Bostonians went to the polls on Tuesday in record numbers.
Unfortunately, it’s the kind of record that brings shame on a city that prides itself on progress and civic engagement.
The preliminary Boston City Council election drew just 7.1 percent of registered voters in Districts 7 and 4, the two city council districts that featured contests on Tuesday. That’s more than a point lower than the last dismal turnout record, set in the April 1, 2014 special final election for state senate and representative, which, in fairness, featured party nominees running with no real opposition.
There have been “off-year” municipal stinkers in the recent past that are more comparable to this one: The 2007 city council preliminary drew just 12.7 percent of registered voters. In 2011, 13.8 percent of the city electorate showed up.
The downward trend in city turnout is starkly laid out in the attached graphic prepared by the MassINC Polling Group, which has done admirable work in chronicling the surge in apathy among city voters. Even the 2013 general election for Boston mayor was a major disappointment, with just 38.2 percent of the city’s voters coming out to choose a new mayor for the first time in a generation.
Blame it on the candidates – or the lack thereof – if you want, but there’s something more sinister and systemic embedded in these plunging numbers. It clearly did not help that this preliminary election was timed for the Tuesday after Labor Day, when so many city residents were unplugged from the news or may have been traveling. Tuesday was also the first day of school for many families, a stressful time for everyone involved. And, of course, there was no citywide contest for at-large seats to generate activity and at least some level of excitement beyond Districts 4 and 7. It was 90 degrees or more in the city on Tuesday and many at-risk people were encouraged to stay cool and indoors.

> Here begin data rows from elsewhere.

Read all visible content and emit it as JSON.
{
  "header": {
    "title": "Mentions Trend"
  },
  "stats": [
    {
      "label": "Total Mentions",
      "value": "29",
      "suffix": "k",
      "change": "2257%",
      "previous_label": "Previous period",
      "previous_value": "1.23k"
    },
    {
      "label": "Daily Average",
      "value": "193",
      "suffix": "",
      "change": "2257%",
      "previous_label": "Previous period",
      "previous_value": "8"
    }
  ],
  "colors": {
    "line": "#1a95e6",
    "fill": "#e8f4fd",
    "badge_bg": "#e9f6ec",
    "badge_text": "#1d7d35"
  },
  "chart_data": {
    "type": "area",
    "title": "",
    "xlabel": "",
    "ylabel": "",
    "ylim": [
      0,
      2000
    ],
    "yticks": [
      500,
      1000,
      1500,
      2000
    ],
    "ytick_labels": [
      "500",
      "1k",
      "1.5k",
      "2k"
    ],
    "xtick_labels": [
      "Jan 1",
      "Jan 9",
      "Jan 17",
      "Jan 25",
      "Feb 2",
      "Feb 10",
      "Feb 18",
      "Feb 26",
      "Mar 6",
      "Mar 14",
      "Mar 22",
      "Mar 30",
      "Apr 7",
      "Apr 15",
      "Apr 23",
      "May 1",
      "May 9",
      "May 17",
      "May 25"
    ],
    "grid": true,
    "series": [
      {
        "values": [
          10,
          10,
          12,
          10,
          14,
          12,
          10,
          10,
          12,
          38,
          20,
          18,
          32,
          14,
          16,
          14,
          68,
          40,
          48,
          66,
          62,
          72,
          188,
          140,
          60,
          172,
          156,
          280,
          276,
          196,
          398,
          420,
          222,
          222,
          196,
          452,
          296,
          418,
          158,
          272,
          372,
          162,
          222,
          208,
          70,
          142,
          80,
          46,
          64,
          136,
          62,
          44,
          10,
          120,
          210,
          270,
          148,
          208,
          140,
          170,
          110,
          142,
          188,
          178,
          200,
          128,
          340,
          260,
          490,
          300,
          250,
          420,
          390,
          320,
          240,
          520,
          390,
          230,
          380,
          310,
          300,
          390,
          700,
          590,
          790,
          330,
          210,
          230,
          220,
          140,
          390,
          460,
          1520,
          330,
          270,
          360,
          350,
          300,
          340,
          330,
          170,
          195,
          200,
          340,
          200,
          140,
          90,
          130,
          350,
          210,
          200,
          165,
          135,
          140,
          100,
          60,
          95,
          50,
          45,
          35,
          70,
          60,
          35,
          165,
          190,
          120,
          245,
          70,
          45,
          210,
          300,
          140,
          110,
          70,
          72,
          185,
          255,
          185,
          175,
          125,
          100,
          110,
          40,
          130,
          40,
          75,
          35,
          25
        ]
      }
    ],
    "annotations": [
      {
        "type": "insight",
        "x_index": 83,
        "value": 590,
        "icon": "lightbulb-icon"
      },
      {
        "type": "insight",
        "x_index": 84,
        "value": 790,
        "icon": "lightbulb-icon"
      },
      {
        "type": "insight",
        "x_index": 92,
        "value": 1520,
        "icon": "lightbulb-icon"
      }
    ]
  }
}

We could keep piling on the excuses until we run off this page. But, clearly, there should be no acceptable reason for why more than 90 percent of folks who bothered at some point to sign up to vote just didn’t care enough to show up on Tuesday. It’s disgraceful and pathetic.
Clearly, there needs to be a new approach to engaging residents in participating in our democracy. Perhaps that will mean moving election “day” to a Saturday or offering more than one day at the polls.
Whatever the case, the present trend undermines our system of government in insidious ways. The non-voter may believe this takes them “off the hook” in some twisted way, as they can claim – outrageously – to be without fault in how the folks chosen to govern our affairs perform. But, in fact, their ambivalence is a form of self-destruction that can and should be held up to ridicule. They are the 92.9 percent – and that, fellow neighbors, is a frightening proposition.